- The Washington Times - Monday, April 16, 2007

The Folger Consort took its intriguing program of music from Henry Purcell’s “The Fairy Queen” to the Music Center at Strathmore Sunday evening, to the considerable delight of a nearly full house.

Of course, it didn’t hurt that the consort’s excellent musicians and singers were aided and abetted by noted British thespians Sir Derek Jacobi, Lynn Redgrave and Richard Clifford, who dove in from time to time to present scenes from Shakespeare’s “A Midsummer Night’s Dream.”

And what might Shakespeare have to do with “The Fairy Queen”? Wasn’t that an allegorical poem by Sir Edmund Spenser? In fact, Purcell’s “Fairy Queen” had nothing to do with Spenser. Its title alludes to Titania, Queen of the Fairies in “A Midsummer Night’s Dream.”
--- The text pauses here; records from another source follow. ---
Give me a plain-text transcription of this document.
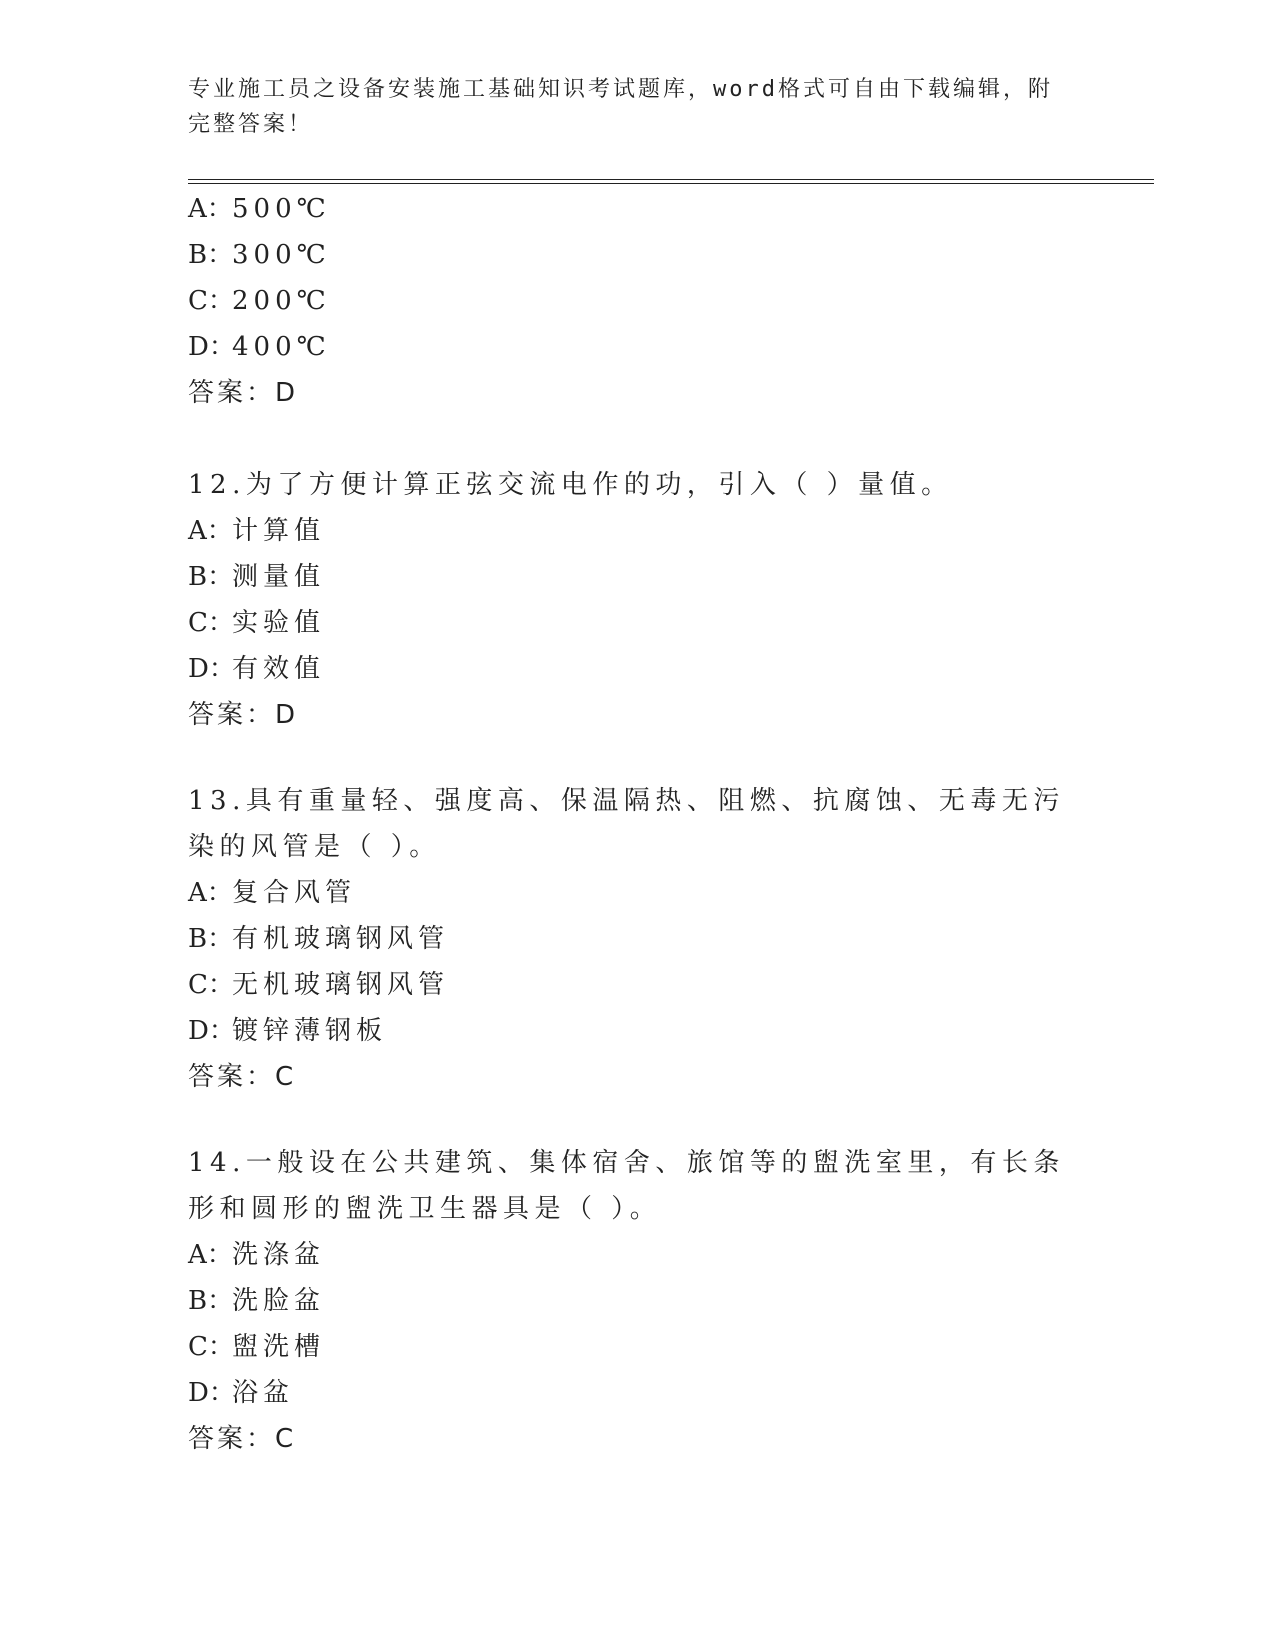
专业施工员之设备安装施工基础知识考试题库，word格式可自由下载编辑，附完整答案！
A：500℃
B：300℃
C：200℃
D：400℃
答案：D
12.为了方便计算正弦交流电作的功，引入（ ）量值。
A：计算值
B：测量值
C：实验值
D：有效值
答案：D
13.具有重量轻、强度高、保温隔热、阻燃、抗腐蚀、无毒无污染的风管是（ ）。
A：复合风管
B：有机玻璃钢风管
C：无机玻璃钢风管
D：镀锌薄钢板
答案：C
14.一般设在公共建筑、集体宿舍、旅馆等的盥洗室里，有长条形和圆形的盥洗卫生器具是（ ）。
A：洗涤盆
B：洗脸盆
C：盥洗槽
D：浴盆
答案：C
Purcell’s composition is, in fact, a musical riff based only loosely on Shakespeare’s play; a “semiopera” some have called it. It is a set of elaborate masques, or entertainments, that employ the Bard as a jumping point into wonderful pastoral vocals, ensembles, dance pieces and instrumental interludes. In turn, each masque alternates with watered-down scenes from the original, possibly provided by an actor named Thomas Betterton (1635-1710), although that is by no means certain.

Whatever the case, Folger Consort Artistic Directors Robert Eisenstein and Christopher Kendall decided to streamline this multifaceted project into a decent running time of roughly two hours, cutting the dance numbers while retaining some of their music and replacing the bowdlerized Shakespeare of Purcell’s original with the Bard’s real stuff. Both decisions were inspired, providing most of the work’s musical highlights while giving the guest actors a chance to shine.
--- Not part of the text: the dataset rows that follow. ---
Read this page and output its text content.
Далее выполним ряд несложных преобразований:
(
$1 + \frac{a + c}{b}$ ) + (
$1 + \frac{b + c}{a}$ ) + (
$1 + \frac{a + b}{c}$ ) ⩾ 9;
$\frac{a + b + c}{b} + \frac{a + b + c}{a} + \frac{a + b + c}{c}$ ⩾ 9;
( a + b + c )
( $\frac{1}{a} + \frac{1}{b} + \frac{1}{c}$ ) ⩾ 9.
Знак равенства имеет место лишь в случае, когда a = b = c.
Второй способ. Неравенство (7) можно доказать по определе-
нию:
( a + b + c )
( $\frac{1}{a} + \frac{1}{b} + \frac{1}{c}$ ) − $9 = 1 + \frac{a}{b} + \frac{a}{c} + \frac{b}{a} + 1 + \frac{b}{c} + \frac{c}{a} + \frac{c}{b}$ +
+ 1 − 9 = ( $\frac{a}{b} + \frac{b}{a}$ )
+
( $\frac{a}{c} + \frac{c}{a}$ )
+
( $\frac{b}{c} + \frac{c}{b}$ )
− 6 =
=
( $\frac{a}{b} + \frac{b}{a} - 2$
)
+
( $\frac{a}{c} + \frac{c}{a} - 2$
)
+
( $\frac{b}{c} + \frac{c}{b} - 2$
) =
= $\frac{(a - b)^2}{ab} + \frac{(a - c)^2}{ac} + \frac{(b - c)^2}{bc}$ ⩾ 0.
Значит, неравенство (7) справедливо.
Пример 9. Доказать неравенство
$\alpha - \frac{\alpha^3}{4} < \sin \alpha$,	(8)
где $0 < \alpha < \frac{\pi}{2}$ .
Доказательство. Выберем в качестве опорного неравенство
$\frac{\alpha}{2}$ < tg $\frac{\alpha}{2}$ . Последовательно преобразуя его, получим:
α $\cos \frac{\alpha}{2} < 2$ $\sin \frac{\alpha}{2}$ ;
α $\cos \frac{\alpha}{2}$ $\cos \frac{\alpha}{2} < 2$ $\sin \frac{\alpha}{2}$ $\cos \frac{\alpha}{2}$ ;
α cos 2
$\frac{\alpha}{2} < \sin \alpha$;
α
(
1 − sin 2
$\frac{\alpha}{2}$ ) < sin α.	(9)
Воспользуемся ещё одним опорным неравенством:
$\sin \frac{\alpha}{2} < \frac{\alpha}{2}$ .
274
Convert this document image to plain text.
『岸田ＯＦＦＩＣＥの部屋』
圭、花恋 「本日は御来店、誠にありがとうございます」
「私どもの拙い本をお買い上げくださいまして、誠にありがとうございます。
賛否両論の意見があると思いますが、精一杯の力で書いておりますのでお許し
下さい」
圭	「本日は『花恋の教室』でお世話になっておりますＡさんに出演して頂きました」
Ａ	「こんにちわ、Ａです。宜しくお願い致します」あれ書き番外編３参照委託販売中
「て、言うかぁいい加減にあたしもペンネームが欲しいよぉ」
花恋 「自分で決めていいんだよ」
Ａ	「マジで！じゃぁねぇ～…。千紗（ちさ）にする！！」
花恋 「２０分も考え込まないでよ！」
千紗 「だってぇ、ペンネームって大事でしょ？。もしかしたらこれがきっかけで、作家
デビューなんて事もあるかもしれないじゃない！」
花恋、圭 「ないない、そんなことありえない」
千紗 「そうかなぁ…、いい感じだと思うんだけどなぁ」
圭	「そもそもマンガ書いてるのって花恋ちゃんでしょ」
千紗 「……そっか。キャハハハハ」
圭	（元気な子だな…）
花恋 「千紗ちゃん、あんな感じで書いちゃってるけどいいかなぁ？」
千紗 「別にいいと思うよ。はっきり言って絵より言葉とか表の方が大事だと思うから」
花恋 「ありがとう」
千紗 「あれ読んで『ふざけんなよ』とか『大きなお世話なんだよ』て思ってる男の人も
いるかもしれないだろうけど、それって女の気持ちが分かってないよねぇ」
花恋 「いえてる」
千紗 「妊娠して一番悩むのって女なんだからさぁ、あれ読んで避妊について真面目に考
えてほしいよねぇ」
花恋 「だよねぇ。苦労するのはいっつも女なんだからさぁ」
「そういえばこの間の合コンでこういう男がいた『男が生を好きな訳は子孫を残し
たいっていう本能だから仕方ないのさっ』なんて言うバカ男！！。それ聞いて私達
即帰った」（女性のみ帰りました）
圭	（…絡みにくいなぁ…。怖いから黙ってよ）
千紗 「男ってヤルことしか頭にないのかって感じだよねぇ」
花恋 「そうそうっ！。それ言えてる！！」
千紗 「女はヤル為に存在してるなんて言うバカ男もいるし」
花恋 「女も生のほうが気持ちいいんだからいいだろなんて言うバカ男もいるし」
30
The consort itself was outstanding. Playing as one and without a conductor, the mostly string ensemble was supported by a few winds, small tympani and a pair of valveless heraldic trumpets, which are tough to play but blend in superbly when called upon at dramatic moments.

The consort’s small vocal ensemble and its soloists were delightful as well. Soprano Rosa Lamoreaux, tenor Mark Bleeke, countertenor Drew Minter and bass Francois Loup showed an astounding mastery of Purcell’s tricky vocal figures and grace notes.

Each sang with a lightness and graciousness that lent an air of pure joy to the proceedings, most notably when Mr. Minter and Mr. Loup engaged in a comic banter-song involving two rustics in an awkward romantic moment. Later in the evening, Mr. Loup’s profoundly moving solo, “Now Winter Comes Slowly,” provided a somber counterpoint.

The stage actors, however, provided both gravitas and comic propulsion to the evening. Mr. Jacobi — perhaps best-known to PBS aficionados as the emperor Claudius in the BBC’s immortal “I, Claudius,” and as the monk Cadfael in the eponymous medieval murder mystery series — was sensational as he juggled the roles of King Oberon and the buffoon Bottom, who is turned into an ass and transformed into the love interest of the enchanted Titania. He’s the kind of classic English actor who can instantly transform an evening into magic, and that’s what he did.

Of course, he couldn’t have asked for better sidekicks than Mr. Clifford and Miss Redgrave. The former played a befuddled Peter Quince and an uncommonly elegant Puck, while Miss Redgrave portrayed a regal Titania and also donned a hat to portray members of Quince’s hapless “Pyramus and Thisbe” ensemble. Bravo to all.